Implementation Timeline
You don’t need to do all 20 items at once. Here’s a practical timeline:
- Week 1: Items 1-5 (Access Controls) — Inventory your tools, fix logins, enable 2FA
- Week 2: Items 6-10 (Data Protection) — Classify data, write your AI policy, upgrade to business tiers
- Ongoing (per new tool): Items 11-15 (Vendor Assessment) — Run this checklist before every new AI tool adoption
- Quarterly: Items 16-18 (Monitoring) — Access reviews, terms checks, shadow AI sweeps
- Annually: Items 19-20 (Full review) — Incident response test, complete policy and inventory refresh
If your business handles regulated data or wants expert help implementing this checklist from day one, schedule a call with our team. We configure AI deployments with security built in so you don’t have to figure it out as you go.
Frequently Asked Questions
How long does it take to complete this entire checklist?
Most small businesses can complete the foundational items (Access Controls and Data Protection) in about a week. Vendor Assessment is an ongoing practice applied per tool. Monitoring is a quarterly cadence. The full initial setup typically takes 2-3 weeks of part-time effort.
Do I need an IT background to implement these items?
No. Every item on this checklist is written for non-technical business owners. The most technical step is enabling two-factor authentication, which most AI tools walk you through in their settings. If you can manage a social media account, you can implement this checklist.
What’s the most important single item on this list?
Item 4 — enabling two-factor authentication on every AI account. It’s the highest-impact, lowest-effort security measure available. It blocks 99% of credential-based attacks and takes about 5 minutes per account to set up.

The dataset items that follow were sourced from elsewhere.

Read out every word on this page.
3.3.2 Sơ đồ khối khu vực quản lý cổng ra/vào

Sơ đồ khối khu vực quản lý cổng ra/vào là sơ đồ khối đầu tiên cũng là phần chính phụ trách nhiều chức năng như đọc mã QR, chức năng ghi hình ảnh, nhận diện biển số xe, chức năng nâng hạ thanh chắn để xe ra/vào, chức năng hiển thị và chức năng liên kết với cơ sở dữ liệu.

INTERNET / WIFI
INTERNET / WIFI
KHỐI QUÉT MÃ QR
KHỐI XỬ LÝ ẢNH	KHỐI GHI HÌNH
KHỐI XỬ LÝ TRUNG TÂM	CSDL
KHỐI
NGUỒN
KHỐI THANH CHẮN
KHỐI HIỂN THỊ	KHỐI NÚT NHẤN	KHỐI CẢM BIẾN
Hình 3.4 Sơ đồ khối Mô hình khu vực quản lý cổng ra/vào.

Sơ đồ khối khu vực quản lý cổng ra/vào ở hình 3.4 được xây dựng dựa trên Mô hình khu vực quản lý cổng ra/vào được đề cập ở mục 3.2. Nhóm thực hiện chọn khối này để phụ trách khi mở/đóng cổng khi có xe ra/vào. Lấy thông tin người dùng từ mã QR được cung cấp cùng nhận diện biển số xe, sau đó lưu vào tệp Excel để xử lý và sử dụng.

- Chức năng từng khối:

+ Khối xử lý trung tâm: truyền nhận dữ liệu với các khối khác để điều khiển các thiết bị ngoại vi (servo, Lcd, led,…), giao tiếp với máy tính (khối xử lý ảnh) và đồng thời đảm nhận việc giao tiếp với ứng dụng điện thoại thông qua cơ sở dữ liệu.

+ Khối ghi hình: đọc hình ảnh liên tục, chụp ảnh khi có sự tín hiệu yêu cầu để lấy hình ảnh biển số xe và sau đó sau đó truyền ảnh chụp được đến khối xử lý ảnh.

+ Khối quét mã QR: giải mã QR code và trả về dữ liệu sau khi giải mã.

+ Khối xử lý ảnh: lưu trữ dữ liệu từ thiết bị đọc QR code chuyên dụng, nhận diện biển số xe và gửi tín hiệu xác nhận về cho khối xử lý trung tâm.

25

How often should I revisit this checklist?
The monitoring items (16-20) should be done quarterly. The full checklist should be reviewed annually or whenever you add a significant new AI tool to your business. If regulations change in your industry, do an immediate review of the relevant sections.
What if I find shadow AI tools my employees are using?
Don’t panic or punish. Employees usually adopt shadow AI tools because they genuinely help with their work. The productive response is to evaluate those tools against your Vendor Assessment checklist (items 11-15), approve the ones that meet your standards, provide alternatives for the ones that don’t, and update your approved tools list.